En feuillant les différents papiers, la famille de Laureanna a vite constaté des anomalies dans les documents liés au décès du bébé en 1973: le certificat de décès de l’état civil indiquait la date du 28 octobre alors que celui du presbytère de Manawan indiquait le 27 octobre et celui de l’autopsie, avec la date et l’heure du décès, est daté du 30 octobre 1973.

En 2024, après des années de recherches, la famille Echaquan a annoncé qu’elle mènerait des fouilles, avec des archéologues, sur une terre adjacente à un cimetière de Joliette – terrain qui accueille notamment un terrain de soccer. Quatre endroits ont été ciblés pour retrouver la petite fille.

«Ma mère m’a dit qu’elle avait été enterrée ici. C’était un champ de maïs avant», a déjà confié Viviane Echaquan-Niquay.

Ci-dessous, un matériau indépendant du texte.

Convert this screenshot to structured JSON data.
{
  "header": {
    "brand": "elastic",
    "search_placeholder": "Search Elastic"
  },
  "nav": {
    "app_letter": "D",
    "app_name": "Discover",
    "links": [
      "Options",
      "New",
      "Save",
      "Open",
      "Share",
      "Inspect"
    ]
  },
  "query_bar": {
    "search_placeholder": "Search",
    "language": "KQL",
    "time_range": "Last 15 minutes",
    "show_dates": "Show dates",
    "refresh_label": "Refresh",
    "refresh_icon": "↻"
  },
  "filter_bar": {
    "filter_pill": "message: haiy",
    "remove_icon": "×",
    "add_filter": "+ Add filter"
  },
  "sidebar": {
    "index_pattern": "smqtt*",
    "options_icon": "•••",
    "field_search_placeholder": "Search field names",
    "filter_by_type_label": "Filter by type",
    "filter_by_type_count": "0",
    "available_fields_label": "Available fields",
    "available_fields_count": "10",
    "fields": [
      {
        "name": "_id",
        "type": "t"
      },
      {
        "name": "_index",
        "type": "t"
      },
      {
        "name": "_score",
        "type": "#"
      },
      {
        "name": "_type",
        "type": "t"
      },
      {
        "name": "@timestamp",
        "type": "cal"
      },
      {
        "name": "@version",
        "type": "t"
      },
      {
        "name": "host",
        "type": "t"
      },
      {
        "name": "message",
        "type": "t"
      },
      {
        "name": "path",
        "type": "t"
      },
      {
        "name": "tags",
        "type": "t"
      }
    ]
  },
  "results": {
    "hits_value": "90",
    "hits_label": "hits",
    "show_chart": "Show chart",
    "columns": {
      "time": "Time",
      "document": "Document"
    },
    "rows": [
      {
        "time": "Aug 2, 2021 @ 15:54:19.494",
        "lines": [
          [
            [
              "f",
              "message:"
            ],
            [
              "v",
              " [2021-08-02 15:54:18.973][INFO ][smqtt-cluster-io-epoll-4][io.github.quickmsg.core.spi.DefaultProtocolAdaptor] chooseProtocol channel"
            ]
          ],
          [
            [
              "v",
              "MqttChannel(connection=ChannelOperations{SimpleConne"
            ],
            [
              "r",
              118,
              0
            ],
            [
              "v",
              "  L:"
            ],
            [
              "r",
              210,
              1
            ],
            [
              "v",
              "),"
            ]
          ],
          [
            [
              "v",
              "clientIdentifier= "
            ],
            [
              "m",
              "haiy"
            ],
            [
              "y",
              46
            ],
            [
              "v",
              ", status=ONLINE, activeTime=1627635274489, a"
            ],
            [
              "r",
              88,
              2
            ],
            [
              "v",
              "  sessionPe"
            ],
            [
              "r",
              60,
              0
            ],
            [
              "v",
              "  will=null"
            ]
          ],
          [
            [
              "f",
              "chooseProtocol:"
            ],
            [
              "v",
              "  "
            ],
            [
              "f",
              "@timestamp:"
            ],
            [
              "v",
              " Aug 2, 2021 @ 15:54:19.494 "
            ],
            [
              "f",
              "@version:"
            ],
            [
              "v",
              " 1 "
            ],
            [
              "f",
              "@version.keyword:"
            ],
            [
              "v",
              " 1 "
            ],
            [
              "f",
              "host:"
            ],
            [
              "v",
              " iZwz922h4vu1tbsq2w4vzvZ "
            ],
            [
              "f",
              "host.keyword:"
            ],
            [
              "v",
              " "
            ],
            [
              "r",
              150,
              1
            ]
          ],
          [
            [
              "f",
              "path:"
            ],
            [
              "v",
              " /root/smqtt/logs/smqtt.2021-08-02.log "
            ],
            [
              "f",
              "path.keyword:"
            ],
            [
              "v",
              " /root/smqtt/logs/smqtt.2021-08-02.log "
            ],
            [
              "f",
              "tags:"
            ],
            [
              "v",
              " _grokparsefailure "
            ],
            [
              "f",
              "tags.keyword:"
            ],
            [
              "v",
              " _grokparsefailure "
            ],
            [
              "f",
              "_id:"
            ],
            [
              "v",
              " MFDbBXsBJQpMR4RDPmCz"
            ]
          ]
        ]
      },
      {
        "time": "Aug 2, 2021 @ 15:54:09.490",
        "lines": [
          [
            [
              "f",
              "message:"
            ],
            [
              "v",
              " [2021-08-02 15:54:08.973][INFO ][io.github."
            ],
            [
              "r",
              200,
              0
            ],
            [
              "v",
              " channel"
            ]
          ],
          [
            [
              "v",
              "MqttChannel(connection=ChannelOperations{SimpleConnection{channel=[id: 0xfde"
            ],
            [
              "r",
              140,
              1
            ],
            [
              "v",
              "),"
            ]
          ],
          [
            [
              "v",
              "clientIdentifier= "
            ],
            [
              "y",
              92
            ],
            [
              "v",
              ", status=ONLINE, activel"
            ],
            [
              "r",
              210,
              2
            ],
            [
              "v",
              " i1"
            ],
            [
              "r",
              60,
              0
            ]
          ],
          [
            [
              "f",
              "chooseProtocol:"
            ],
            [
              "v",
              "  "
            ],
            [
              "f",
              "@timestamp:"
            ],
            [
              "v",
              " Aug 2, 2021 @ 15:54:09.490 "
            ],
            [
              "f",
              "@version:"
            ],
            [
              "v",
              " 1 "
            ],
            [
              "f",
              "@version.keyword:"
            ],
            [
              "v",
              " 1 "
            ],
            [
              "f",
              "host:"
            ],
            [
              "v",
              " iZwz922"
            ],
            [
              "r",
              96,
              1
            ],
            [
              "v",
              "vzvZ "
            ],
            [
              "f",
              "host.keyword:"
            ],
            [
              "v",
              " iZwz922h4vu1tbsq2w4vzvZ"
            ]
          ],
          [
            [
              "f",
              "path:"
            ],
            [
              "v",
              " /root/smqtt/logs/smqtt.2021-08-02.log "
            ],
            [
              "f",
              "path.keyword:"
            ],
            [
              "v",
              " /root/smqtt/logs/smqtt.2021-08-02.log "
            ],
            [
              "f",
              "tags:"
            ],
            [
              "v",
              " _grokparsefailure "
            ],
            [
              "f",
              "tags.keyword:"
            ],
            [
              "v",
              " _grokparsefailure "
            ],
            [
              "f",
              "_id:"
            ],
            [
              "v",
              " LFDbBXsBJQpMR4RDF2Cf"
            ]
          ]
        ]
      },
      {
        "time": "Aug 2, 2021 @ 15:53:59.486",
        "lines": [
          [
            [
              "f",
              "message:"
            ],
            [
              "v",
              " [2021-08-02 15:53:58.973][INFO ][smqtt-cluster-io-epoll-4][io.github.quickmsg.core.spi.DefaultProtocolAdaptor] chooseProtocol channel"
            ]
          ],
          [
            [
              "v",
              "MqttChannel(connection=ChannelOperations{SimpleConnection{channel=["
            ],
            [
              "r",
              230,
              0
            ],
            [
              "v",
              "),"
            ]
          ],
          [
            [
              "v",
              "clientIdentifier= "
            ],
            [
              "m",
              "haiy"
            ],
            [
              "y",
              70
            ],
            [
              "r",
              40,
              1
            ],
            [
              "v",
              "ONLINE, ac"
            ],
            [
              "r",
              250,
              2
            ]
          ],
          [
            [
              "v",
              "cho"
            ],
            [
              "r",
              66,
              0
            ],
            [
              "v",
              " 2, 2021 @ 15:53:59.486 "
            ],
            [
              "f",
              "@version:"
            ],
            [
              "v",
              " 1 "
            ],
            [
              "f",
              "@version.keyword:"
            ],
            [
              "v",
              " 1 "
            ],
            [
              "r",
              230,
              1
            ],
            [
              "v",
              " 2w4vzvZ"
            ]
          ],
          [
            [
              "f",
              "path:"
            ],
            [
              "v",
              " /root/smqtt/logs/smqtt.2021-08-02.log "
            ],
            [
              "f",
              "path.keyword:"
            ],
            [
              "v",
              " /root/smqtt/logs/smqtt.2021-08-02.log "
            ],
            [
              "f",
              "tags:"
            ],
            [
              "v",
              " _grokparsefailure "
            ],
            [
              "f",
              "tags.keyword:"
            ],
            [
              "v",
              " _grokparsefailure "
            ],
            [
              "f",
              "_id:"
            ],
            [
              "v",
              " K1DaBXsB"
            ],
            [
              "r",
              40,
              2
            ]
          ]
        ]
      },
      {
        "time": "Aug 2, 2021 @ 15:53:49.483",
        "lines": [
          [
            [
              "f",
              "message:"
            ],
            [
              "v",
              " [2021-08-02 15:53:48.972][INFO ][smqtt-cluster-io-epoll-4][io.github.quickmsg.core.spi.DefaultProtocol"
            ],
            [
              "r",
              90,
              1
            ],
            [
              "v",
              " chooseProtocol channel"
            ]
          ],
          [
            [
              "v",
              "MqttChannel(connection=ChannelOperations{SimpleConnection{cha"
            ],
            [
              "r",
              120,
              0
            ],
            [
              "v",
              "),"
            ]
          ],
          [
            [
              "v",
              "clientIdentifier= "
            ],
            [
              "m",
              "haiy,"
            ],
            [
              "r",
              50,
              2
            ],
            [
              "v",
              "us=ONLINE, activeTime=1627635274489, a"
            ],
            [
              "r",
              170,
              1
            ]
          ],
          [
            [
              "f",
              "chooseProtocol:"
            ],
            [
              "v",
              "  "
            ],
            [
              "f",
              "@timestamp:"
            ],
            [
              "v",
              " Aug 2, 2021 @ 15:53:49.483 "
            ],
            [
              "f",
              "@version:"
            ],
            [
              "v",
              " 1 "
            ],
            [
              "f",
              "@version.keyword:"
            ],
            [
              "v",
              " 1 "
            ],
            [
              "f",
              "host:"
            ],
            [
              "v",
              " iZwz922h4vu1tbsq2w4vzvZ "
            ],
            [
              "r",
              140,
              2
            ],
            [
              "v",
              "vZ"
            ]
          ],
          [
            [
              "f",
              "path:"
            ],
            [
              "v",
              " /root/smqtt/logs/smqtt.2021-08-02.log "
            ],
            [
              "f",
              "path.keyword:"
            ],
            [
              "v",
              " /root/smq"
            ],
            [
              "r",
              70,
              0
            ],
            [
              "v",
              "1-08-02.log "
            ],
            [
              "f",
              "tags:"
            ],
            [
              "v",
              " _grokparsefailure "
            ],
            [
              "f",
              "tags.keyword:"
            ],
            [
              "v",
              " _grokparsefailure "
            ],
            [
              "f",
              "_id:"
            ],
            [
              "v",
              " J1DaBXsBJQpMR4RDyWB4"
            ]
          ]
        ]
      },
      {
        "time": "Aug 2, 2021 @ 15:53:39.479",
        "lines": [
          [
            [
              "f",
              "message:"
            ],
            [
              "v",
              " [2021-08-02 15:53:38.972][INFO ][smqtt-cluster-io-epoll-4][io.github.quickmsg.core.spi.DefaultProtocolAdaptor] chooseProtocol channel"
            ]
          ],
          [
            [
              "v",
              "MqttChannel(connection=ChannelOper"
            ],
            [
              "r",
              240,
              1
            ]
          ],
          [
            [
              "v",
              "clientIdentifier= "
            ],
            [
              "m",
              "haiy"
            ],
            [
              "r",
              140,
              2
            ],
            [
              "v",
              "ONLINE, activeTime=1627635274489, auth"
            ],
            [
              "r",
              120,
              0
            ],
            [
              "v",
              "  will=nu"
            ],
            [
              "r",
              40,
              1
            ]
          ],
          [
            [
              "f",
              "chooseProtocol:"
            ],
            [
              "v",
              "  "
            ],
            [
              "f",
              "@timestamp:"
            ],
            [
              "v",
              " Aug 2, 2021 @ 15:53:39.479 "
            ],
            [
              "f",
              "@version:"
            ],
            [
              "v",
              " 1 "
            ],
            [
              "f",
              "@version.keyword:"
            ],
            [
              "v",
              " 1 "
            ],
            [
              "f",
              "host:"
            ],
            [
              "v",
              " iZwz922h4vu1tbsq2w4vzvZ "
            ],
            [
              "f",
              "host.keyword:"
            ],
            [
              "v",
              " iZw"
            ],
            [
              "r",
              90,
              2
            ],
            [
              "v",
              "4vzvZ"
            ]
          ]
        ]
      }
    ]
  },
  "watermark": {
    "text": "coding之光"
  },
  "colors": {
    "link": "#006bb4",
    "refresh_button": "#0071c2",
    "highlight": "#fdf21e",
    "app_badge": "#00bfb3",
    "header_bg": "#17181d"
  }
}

Sur les traces de plus de 230 enfants

La famille Echaquan n’est pas la seule à s’être lancée dans cette quête de vérité.

Selon Mme Ruperthouse, Awacak serait sur les traces de quelque 230 enfants autochtones qui ne sont jamais rentrés d’un séjour à l’hôpital entre 1940 et 1980.

L’exhumation de Laureanna Echaquan serait la cinquième depuis l’adoption de la loi 79. D’autres familles ont l’intention d’aller de l’avant.

D’autres exhumations à venir

Les oncles de Laureanna, Jean-Paul et Robert Echaquan mentionnent aussi le désir d’aller de l’avant avec une demande d’exhumation du corps de leur sœur, enterrée à Québec.

«Je me souviens de ma mère qui attendait le retour de ma sœur. Elle courait sur le bord du Lac lorsqu’elle entendait l’avion pour voir si on lui ramenait sa fille. C’est beaucoup de douleur», a confié Robert Echaquan.